Endocrine Abstracts (2008) 16 P364

Measurement of neutralising antibodies to human interferon-[beta] by quantitative analysis of type 1 interferon inducible 6-16 mRNA

Melanie Moore, Anthony Meager, Meenu Wadhwa & Chris Burns


NIBSC, Potters Bar, UK.


Therapeutic interferon-β (IFN-β) preparations have been approved for treatment for multiple sclerosis (MS). However, the development of neutralising antibodies (NAbs) against IFN-β in MS patients reduces therapeutic efficacy. Early detection of NAbs is critical for the modification of treatment regimes. IFN-β exerts its biological effects by binding to receptors on target cells and stimulating the expression of IFN-β-inducible genes. Measurement of endogenous mRNAs for these genes can form the basis of functional bioassays. In this study we have used two approaches, quantitative reverse transcription-polymerase chain reaction (qRT-PCR) and branched DNA (bDNA) technology to develop efficient, sensitive and robust non-viral assays for the quantification of IFN-β NAbs in patients with MS. We show that the rapid (4 h) induction of the type I IFN-inducible 6–16 mRNA in A549 lung carcinoma cells is quantifiable by qRT-PCR and by bDNA assays.
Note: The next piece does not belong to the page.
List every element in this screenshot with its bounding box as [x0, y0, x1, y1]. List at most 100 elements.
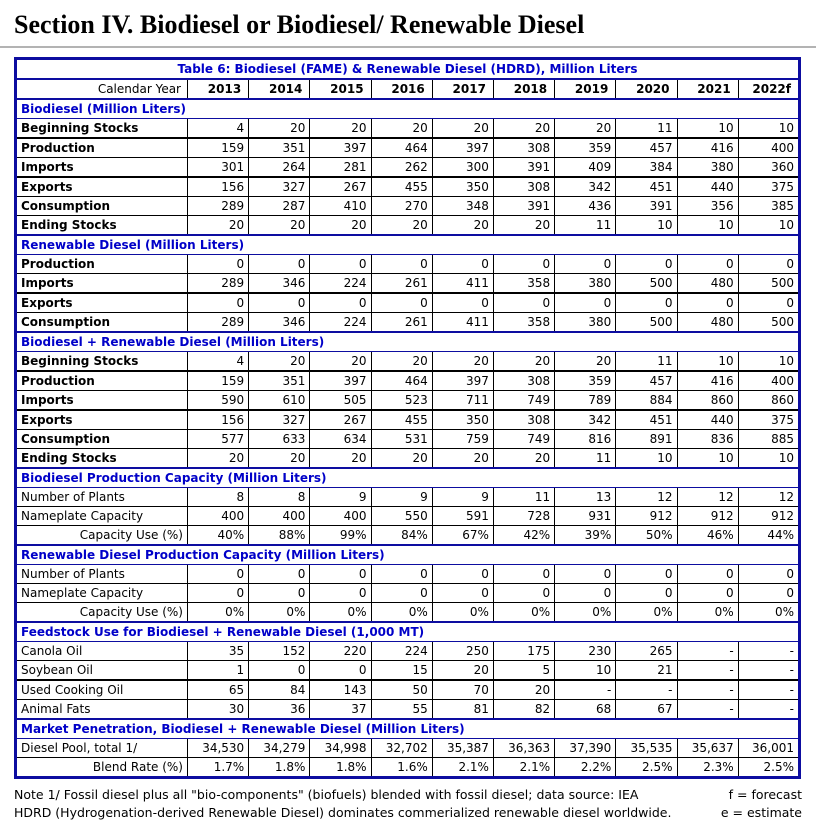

The induction of 6–16 mRNA is sensitively and reproducibly concentration-dependent for IFN-β stimulation and is comparable for real-time PCR and bDNA. In both assay systems, a sigmoidal dose response curve was obtained within the range 0.6–625 pg/ml IFN-β with a maximal response obtained between 156 and 625 pg/ml IFN-β. This is in broad agreement with data from antiviral assays in which maximum protection was obtained between 78 and 156 pg/ml IFN-β. Measurement of 6–16 mRNA by real-time RT-PCR and bDNA is readily adaptable for the detection and measurement of NAbs against IFN-β. Thus, sera from patients receiving IFN-β therapy (21 months) effectively neutralised IFN-β-stimulated 6–16 mRNA expression (100% neutralisation at a serum titre of 1:600; 50% neutralisation at a serum titre of approximately 1:4000), whilst pre-treatment serum from the same patients had no effect at the highest concentration tested. These data suggest mRNA-based assays could be used for bioactivity measurements of therapeutic products and also in a clinical setting for the monitoring of patients receiving IFNβ treatment.